Tag Archives: Developers

Developers call for cooling measures review amid hefty $100m charges

Real Estate Developers’ Association of Singapore (Redas) President Augustine Tan has urged the government to review the property cooling measures as developers face potential charges of $100 million for unsold private residential units, reported TODAYonline.

“The real estate market is reeling from the compounding effects of an oversupply situation, rising vacancy rates, weak demand and increasing interest rates,” said Tan at the association’s Spring Festival Lunch.

“There is therefore an urgent need for action to bring stability and ensure a soft landing to prevent further damage to the fragile economy,” he added, citing turmoil in financial markets, Singapore’s own restructuring journey and weak global growth as risks to the economy.

As at end-2015, there is a supply of more than 60,000 units in the pipeline and a record 25,000 vacant units, noted Tan, who also serves as Far East Organization’s Executive Director for Property Sales.

Aside from the mounting supply, developers also face pressures from measures like the Qualifying Certificate (QC) and Additional Buyer’s Stamp Duty (ABSD).

First introduced in 2011 and revised in 2013, the ABSD is a tax imposed on both developers and individual property buyers.

The amount paid by individuals depends on the number of properties they own and residency status, while developers have to pay 10 to 15 percent of the land cost unless they complete and sell all the units within five years from the date of land acquisition.

Developers with foreign holdings will also have to meet the QC rules, in which they are required to complete the project in five years of acquiring the land and sell all units within the next two years. Those who need more time to meet the requirements can pay extension charges that are pro-rated according to the proportion of unsold units. Land sold on Sentosa Cove and through the Government Land Sales (GLS) Programme do not need QC.

In 2016, Tan estimates that around 700 unsold residential units across 13 developments will be affected by the QC, with charges amounting to almost $100 million.

Moreover, the ABSD remission clawback for projects with unsold units will kick in by end-2016, putting further pressure on prices. He revealed that around 6,000 unsold units in 33 developments will be affected by the ABSD remission clawback in 2017 and 2018.

As a result, several developers have been lobbying for the removal of the ABSD, arguing that the Total Debt Servicing Ratio (TDSR) framework will help ensure that buyers stay prudent with their acquisitions even without the ABSD.

“Since 2009, the successive introduction of the government’s property measures has cooled the market, bringing down transactions and prices.
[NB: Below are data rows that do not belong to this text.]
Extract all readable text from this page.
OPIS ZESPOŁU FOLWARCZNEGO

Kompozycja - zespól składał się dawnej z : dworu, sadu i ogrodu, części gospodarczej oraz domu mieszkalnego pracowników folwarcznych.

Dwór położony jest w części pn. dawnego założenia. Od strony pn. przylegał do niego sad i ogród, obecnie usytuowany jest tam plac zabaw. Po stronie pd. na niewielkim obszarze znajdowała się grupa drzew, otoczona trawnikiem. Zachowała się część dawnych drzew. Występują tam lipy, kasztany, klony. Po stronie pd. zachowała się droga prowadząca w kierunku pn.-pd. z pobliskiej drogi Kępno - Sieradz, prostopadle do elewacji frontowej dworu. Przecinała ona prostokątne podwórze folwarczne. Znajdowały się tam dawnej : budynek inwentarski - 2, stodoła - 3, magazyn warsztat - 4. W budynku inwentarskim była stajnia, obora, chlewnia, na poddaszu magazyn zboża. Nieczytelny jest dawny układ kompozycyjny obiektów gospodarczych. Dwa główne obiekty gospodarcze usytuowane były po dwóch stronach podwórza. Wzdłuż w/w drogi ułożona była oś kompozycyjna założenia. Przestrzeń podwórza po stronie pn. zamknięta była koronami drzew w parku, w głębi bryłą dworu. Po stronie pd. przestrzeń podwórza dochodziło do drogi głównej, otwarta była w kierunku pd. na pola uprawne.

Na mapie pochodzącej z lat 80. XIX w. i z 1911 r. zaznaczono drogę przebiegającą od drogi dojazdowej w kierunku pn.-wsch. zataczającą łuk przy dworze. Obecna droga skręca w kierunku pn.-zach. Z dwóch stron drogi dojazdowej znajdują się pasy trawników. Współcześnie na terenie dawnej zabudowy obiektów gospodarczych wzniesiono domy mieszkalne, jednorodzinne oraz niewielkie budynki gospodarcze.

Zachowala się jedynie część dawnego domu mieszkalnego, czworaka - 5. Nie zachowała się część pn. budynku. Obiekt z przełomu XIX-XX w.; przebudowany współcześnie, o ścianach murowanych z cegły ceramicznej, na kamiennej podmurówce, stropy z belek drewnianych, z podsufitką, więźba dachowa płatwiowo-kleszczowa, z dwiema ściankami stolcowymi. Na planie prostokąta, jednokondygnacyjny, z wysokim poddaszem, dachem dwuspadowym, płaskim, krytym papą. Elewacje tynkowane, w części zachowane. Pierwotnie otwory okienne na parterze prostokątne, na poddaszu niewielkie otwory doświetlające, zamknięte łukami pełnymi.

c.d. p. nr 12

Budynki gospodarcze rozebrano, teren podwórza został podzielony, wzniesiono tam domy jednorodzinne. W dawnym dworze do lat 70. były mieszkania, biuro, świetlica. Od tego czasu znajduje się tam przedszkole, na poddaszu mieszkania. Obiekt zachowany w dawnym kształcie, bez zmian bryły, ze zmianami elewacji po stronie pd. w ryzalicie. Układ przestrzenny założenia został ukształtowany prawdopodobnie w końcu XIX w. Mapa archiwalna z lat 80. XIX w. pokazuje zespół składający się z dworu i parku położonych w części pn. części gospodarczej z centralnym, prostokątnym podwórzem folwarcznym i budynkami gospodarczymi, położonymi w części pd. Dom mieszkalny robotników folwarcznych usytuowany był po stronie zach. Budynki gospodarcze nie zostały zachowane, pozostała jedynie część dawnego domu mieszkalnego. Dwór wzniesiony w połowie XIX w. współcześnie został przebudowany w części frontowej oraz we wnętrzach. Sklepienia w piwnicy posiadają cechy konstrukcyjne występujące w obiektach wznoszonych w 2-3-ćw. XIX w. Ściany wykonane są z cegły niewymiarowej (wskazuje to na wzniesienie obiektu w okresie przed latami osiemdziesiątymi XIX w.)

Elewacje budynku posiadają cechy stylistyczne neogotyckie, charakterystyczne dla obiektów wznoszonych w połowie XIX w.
With safeguards in place such as the continuation of the prudent TDSR measures together with the current economic situation, property prices will be kept in check,” said Tan.

“It is therefore timely to consider a calibration of the cooling measures.”

Developers offering fewer indirect discounts

Once popular with private homebuyers, indirect discounts like furniture vouchers and cash rebates have become less prevalent, reported The Business Times.

In fact, only three percent of some 3,850 non-landed private homes sold by developers since 25 May had indirect discounts, with an average discount of 1.7 percent of the transacted price. The units were from 18 of the 132 projects that saw sales since 25 May, according to an analysis of developers’ new sales data.

Notably, legislative amendments requiring developers to submit detailed transaction data to the Controller of Housing every week took effect on 25 May this year. The said data is then published by the Urban Redevelopment Authority (URA).

Aside from the transacted prices of units, developers are also required to declare the value of benefits given to buyers, such as rental guarantees, cash rebates, furniture vouchers, and the absorption of legal fees or stamp duties, which would otherwise conceal the actual value of the units sold.

“There was a season when discounts, rebates and other perks were dangled as carrots to attract buyers. However, these may be relatively passé today,” said Tan Tee Khoon, managing director of KF Property Network, a Knight Frank subsidiary.

This is because developers may find it pointless to give out cash rebates now that such data has become public information, said Savills research head Alan Cheong., As such, developers who need to urgently clear their stock in order to meet the Additional Buyer’s Stamp Duty (ABSD) and Qualifying Certificate (QC) requirements are more likely to lower prices directly.

The QC rule requires developers to pay extension fees for condominium units sold within two years of the project’s completion. Since December 2011, housing developers were also required to develop residential sites acquired and sell all the units within five years to qualify for an ABSD remission on land cost.

Projects offering indirect discounts since May to qualify for the remission of ABSD include The Venue Residences, Jewel @ Buangkok, Pollen & Bleu and The Glades. Those unaffected by ABSD or QC include Keppel Land’s Corals at Keppel Bay, City Developments Ltd’s D’Nest and Coco Palms, and Far East Organization’s The Seawind.